CRDTs (and I guess MRDTs are no different in this respect) are often touted as an enabling technology for collaborative local-first applications (see e.g. recent discussion: https://news.ycombinator.com/item?id=21581444) but I fail to see how they are useful beyond the simplest of cases: the emphasis is on automatic convergence, but it seems almost impossible to preserve non-trivial application-specific invariants without manual merging (I am thinking of such applications as collaborative source code editing or vector graphics editing). Am I missing something?

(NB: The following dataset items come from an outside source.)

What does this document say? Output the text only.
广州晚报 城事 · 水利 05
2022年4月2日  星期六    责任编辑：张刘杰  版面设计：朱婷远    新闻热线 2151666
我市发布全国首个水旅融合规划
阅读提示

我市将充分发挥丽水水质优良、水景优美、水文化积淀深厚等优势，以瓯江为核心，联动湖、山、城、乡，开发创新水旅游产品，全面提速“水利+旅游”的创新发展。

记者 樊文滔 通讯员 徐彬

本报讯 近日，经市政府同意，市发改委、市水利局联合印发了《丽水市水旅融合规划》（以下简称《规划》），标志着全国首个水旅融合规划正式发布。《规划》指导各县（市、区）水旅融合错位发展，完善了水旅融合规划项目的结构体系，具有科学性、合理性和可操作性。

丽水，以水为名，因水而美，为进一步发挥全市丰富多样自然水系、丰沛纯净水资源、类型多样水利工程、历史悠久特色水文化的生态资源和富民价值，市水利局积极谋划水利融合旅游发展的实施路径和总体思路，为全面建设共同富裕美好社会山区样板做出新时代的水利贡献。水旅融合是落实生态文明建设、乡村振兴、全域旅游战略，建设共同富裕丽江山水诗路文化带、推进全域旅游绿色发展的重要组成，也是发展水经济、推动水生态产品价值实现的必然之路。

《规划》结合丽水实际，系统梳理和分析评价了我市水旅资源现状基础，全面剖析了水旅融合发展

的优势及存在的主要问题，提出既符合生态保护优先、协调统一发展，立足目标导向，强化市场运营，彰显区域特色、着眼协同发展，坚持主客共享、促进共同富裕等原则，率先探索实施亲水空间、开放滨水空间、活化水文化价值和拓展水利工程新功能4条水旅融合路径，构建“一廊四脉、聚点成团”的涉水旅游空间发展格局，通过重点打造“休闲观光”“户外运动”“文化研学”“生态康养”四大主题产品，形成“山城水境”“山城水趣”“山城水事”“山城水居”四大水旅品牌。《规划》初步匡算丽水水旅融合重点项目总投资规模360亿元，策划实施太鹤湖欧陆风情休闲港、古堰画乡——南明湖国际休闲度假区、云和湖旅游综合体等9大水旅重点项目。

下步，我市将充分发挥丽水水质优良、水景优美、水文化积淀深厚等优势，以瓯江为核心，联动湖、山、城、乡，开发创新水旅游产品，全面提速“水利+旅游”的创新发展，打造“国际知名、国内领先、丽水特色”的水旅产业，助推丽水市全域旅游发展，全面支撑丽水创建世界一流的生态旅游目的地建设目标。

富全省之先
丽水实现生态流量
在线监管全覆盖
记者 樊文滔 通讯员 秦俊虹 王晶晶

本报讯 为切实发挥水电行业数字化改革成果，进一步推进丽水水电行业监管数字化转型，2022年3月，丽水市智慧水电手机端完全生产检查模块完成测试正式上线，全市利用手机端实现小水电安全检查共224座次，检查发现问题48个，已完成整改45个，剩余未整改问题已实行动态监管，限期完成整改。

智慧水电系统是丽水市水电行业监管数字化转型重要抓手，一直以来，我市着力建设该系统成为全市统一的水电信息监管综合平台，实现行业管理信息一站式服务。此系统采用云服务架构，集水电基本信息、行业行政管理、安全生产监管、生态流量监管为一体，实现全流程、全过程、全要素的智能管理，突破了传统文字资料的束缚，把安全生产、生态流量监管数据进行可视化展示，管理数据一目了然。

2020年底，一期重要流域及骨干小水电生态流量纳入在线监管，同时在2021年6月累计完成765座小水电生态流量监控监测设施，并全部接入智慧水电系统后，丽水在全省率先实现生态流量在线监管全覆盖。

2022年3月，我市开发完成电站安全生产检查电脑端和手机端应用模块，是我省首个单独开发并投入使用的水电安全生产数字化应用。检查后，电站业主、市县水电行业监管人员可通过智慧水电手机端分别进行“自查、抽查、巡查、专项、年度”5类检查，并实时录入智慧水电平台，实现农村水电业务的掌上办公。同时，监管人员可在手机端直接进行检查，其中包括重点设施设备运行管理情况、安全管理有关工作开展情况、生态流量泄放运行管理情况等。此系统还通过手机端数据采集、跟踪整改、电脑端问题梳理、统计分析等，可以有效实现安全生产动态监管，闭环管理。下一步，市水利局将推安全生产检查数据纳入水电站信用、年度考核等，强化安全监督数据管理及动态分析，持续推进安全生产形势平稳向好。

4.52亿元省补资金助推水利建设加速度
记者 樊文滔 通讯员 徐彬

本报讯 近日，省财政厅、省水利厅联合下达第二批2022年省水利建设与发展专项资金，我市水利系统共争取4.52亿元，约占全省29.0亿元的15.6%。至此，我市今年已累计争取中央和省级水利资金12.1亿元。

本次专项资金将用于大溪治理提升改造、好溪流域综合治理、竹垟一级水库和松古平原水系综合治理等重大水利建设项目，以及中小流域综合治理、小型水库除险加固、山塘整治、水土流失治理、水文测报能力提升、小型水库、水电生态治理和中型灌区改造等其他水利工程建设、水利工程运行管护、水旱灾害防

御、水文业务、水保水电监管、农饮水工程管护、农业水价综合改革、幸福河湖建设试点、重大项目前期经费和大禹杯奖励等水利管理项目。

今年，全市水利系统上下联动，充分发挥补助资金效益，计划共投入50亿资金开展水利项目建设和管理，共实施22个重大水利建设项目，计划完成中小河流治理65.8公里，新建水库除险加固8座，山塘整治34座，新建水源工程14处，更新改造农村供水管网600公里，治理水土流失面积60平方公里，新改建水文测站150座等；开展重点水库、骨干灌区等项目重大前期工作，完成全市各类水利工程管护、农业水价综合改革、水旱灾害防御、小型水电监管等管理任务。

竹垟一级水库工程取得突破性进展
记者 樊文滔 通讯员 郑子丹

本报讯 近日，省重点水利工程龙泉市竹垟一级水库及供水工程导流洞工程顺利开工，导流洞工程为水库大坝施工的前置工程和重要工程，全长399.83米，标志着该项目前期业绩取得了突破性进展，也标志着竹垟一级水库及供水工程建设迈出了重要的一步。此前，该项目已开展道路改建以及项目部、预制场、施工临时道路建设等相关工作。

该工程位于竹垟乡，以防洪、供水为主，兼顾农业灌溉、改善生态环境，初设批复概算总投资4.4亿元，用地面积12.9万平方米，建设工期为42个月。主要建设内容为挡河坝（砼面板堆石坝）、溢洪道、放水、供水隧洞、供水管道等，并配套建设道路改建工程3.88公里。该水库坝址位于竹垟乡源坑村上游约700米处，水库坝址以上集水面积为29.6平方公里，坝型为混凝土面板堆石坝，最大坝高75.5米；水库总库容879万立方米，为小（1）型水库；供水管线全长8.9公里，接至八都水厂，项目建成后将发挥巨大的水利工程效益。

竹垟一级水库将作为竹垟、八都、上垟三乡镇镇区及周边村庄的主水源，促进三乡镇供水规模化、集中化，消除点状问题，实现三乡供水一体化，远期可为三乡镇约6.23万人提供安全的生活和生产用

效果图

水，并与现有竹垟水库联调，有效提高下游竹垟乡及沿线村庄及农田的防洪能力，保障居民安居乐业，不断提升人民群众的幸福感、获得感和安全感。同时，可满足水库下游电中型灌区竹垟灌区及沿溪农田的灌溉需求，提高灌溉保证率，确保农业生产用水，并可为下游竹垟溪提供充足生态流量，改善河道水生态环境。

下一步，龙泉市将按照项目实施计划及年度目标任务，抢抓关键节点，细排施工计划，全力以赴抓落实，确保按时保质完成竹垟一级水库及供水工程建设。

The point is often you don't need to. If you use Google docs, the chances are you will be editing it disjointly most of the time and occasionally you'll edit the same bit of the document. Then you don't really care if what comes out is a meaningful sentence, but that all parties involved (regardless in which order they see the operations) see the same version of the document so that they can fix it. That's what CRDTs buy you.
Without them, you have to use either explicit synchronisation which is a bad idea if you want local-first software (doesn't work offline, needs to be done even when editing disjoint bits of the file, etc.) or something like CRDTs. Now there is a great paper by Victor Gomes, Martin Kleppmann, and Dominic Mulligan that proves (in a proof assistant!) that pretty much all other alternatives that do not use strong consistency is flawed in edge cases.
As for triviality of the operations, I know for a fact that Martin Kleppmann has a paper in the works that show (and prove) how to do tree move efficiently as a CRDT. That means you can basically do arbitrary edits on JSON. Hopefully, that should clear up any confusion about for which applications it might be useful.
> The point is often you don't need to. If you use Google docs, the chances are you will be editing it disjointly most of the time and occasionally you'll edit the same bit of the document. Then you don't really care if what comes out is a meaningful sentence, but that all parties involved (regardless in which order they see the operations) see the same version of the document so that they can fix it. That's what CRDTs buy you.
Ok, so the hope is that semantic conflicts are rare and if they do happen, users can easily see them and promptly correct them. I guess this works well if the invariants are local and synchronization is fairly frequent (i.e. on the scale of seconds, not weeks).
> That means you can basically do arbitrary edits on JSON. Hopefully, that should clear up any confusion about for which applications it might be useful.
Not quite. Of course you can model everything in JSON, but the question remains as to how much additional implicit structure is needed atop the explicit tree-like structure that JSON provides and how easily this implicit structure is disturbed by merges.
I think the subtlety with CRDTs is that how you choose to represent your data model via CRDT data structures encodes the semantics of how conflicts are resolved. As a simple example there are multiple versions of Set (remove once, add only, remove observed, etc.) that have different semantics.
As a more concrete example, Apple Notes edits tables and resolves conflicts via CRDTs. Now for editing tables in a word processor, you can have multiple users moving, adding, and deleting columns, in addition to editing the text within a cell. (One user adds a row, another adds a column. One user deletes a column and another moves it. etc.)
If you just naively represent this as a list of lists, the semantics expected by the user breaks. (One user adds a row, another adds a column, and you have a short row with cells in the wrong place.)
Apple ended up representing the columns as an ordered set of ids (piecing this together from other CRDTs) the rows as a second ordered set of ids, and then the text blobs as a map of column id, to a map of row id to a text crdt object. With the additional assumption that any "missing" text is in the blank, initial state. (I might have this transposed, it's from memory, but that's the basic idea.)
It works, and works well, but a lot of thought and effort was put into modeling the domain as CRDTs to capture the required semantics.
(Here, for ordered set, you can use a list CRDT, drop duplicates, and tack on an add-only set of tombstones to keep move/delete conflicts from resurrecting rows/columns.)
"often" isn't that useful to me as an application developer. If I'm going to build local-first software and put it out on hundreds of thousands of desktops, once it's deployed, the database is outside my control.
Yes, I need convergance, but I also need to ensure application invariants are maintained.
I agree with parent that a CRDT isn't that useful for local-first software unless you can encode arbitrarily complex programmatic logic in the transitions. That way I as a developer have control over how merges happen globally and all invariants. It's too complex to reason about otherwise.
It's not clear to me if this paper gives me what I'm looking for -- I'm looking forward to digging into it.
There are other approaches to CRDTs that I'm more excited about: Statebox (https://github.com/mochi/statebox) from years ago is a CRDT that encodes arbitrary transitions and converges by rewinding and replaying in a consistent order. This is basically the same trick blockchains typically do to merge forks. Radicle (https://radicle.xyz/) is another related approach.
I think things like this are the better path forward for local-first software, personally.